En revanche, au vu des lettres recommandées et des accusés de réception produits par l’une et l’autre des parties, M. X, comme le déclare la société, ne justifie d’envois au mois d’août 2015 qu’après réception de réclamations de justificatifs par son employeur et il ne justifie pas du moindre envoi postérieur au 14 septembre 2015 ni, par conséquent, de réponse aux LRAR des 21 et 28 septembre 2015 lui demandant le justificatif de son absence depuis le 15 septembre 2015.
Il en résulte que M. X n’apporte la preuve, qui lui incombe, ni d’un arrêt de travail du 21 au 22 août 2015, ni de ce qu’il a adressé à la société ses certificats d’arrêt de travail postérieurs au 15 septembre 2015, son argument selon lequel il est «'inimaginable'» qu’il ne les ait pas envoyés n’ayant aucune portée, et ce d’autant moins que le fait qu’il ne justifie d’envois qu’après réclamation de son employeur comme le fait qu’il ait déjà été licencié pour un motif identique révèlent une négligence, sinon une désinvolture, de sa part quant au respect de l’obligation qu’il avait de justifier de ses absences dans les 48 heures.

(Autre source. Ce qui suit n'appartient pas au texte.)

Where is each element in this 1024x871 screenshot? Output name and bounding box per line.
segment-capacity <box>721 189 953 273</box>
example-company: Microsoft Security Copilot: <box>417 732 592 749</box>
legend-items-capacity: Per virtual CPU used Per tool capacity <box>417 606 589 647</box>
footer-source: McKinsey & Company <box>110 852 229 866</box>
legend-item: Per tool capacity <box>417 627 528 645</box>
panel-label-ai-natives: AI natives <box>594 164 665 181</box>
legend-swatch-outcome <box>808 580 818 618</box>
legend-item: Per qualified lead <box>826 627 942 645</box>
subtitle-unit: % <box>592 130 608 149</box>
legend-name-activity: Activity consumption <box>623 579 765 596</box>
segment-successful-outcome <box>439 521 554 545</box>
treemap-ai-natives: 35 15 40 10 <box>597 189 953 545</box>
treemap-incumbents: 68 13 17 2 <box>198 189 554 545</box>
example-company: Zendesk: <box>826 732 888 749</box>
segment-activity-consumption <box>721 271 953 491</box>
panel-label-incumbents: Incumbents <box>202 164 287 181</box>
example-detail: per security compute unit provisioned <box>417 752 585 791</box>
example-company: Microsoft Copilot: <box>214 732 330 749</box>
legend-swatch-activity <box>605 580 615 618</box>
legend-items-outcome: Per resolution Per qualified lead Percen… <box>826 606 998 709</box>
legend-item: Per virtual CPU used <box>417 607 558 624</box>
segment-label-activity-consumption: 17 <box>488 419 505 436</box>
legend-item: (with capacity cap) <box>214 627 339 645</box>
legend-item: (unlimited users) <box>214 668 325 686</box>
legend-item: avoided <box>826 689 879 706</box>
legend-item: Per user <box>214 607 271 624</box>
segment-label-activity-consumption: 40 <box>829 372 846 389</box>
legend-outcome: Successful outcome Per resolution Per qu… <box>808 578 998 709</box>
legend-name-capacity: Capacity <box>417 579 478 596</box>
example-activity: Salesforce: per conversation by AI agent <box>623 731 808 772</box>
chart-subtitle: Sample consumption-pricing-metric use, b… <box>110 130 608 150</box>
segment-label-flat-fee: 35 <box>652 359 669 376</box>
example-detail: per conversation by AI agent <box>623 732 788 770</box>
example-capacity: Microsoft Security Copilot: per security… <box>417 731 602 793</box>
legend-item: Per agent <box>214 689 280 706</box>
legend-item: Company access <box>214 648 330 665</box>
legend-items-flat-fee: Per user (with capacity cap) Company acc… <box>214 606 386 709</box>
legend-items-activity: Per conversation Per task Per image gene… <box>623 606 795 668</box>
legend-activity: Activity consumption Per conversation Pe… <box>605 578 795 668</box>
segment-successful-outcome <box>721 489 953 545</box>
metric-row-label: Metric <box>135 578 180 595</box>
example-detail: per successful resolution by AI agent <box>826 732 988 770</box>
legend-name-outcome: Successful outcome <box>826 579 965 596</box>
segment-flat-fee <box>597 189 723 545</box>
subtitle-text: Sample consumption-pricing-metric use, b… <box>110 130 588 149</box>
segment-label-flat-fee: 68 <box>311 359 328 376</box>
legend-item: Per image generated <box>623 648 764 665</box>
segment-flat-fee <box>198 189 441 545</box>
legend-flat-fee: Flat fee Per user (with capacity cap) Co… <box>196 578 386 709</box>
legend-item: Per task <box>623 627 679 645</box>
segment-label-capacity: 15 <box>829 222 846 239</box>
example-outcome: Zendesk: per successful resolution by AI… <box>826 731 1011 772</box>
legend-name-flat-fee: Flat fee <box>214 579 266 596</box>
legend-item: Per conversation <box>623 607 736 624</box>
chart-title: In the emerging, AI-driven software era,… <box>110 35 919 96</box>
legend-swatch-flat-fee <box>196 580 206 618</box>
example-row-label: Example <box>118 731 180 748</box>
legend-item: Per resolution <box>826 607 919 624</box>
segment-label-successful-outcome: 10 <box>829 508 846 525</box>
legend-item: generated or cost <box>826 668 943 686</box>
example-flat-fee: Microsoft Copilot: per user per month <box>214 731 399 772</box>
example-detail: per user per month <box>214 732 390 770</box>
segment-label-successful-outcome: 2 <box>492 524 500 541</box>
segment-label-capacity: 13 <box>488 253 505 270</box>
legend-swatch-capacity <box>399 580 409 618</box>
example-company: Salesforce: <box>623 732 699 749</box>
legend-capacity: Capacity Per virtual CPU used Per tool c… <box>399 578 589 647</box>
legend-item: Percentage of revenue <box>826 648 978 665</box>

C’est à juste titre que la société, dont l’organisation a nécessairement été perturbée par l’ignorance où elle s’est trouvée durablement de connaître la durée de l’absence de son salarié, a considéré comme une faute grave le manquement, réitéré malgré mises en demeure, de M. X à cette obligation et il est indifférent que ce dernier justifie aujourd’hui de ce qu’il était effectivement en arrêt de travail. Si M. X soutient que son employeur, estimant que son arrêt de travail avait pris fin le 15 septembre, aurait dû organiser une visite médicale de reprise qui aurait confirmé la cause de son absence, son manquement à son obligation d’information et de justification n’en serait pas moins avéré.
L’article L 1226-9 du code du travail dispose qu’au cours des périodes de suspension du contrat de travail consécutive à un accident du travail ou résultant d’une maladie professionnelle, l’employeur ne peut rompre ce dernier que s’il justifie soit d’une faute grave de l’intéressé, soit de son impossibilité de maintenir ce contrat pour un motif étranger à l’accident ou à la maladie.
La société Norauto était donc en droit de licencier M. X pour une faute grave parfaitement caractérisée et c’est vainement que ce dernier plaide la nullité de son licenciement, quelle que soit la cause de son arrêt de travail. Il sera observé au demeurant à ce sujet que, si l’employeur a été informé par la réception des premiers certificats d’arrêt de travail que M. X avait déclaré à son médecin qu’il avait été victime d’un accident dans le cadre de son travail, il ne ressort d’aucune pièce qu’il ait informé son employeur d’un quelconque accident survenu le 6 juillet 2015 et il est établi par un courrier de la caisse primaire d’assurance maladie que le salarié ne lui a adressé une déclaration d’accident du travail qu’au lendemain de son licenciement.
La société Norauto ne justifie pas d’une convocation de M. X à un entretien préalable au licenciement mais, même avérée, une telle carence ne constitue qu’un vice de procédure qui n’invalide pas le licenciement et ne peut donner lieu, le cas échéant, qu’à l’octroi de dommages et intérêts qui ne sont pas demandés au cas présent.
Il y a donc lieu de confirmer le jugement en toutes ses dispositions.
M. X, partie perdante, doit être condamné aux dépens conformément à l’article 696 du code de procédure civile.
PAR CES MOTIFS
LA COUR
Confirme le jugement entrepris,
Déboute M. Y X de ses demandes,
Le condamne aux dépens et au paiement à la société Norauto d’une indemnité de 500 euros par application de l’article 700 du code de procédure civile.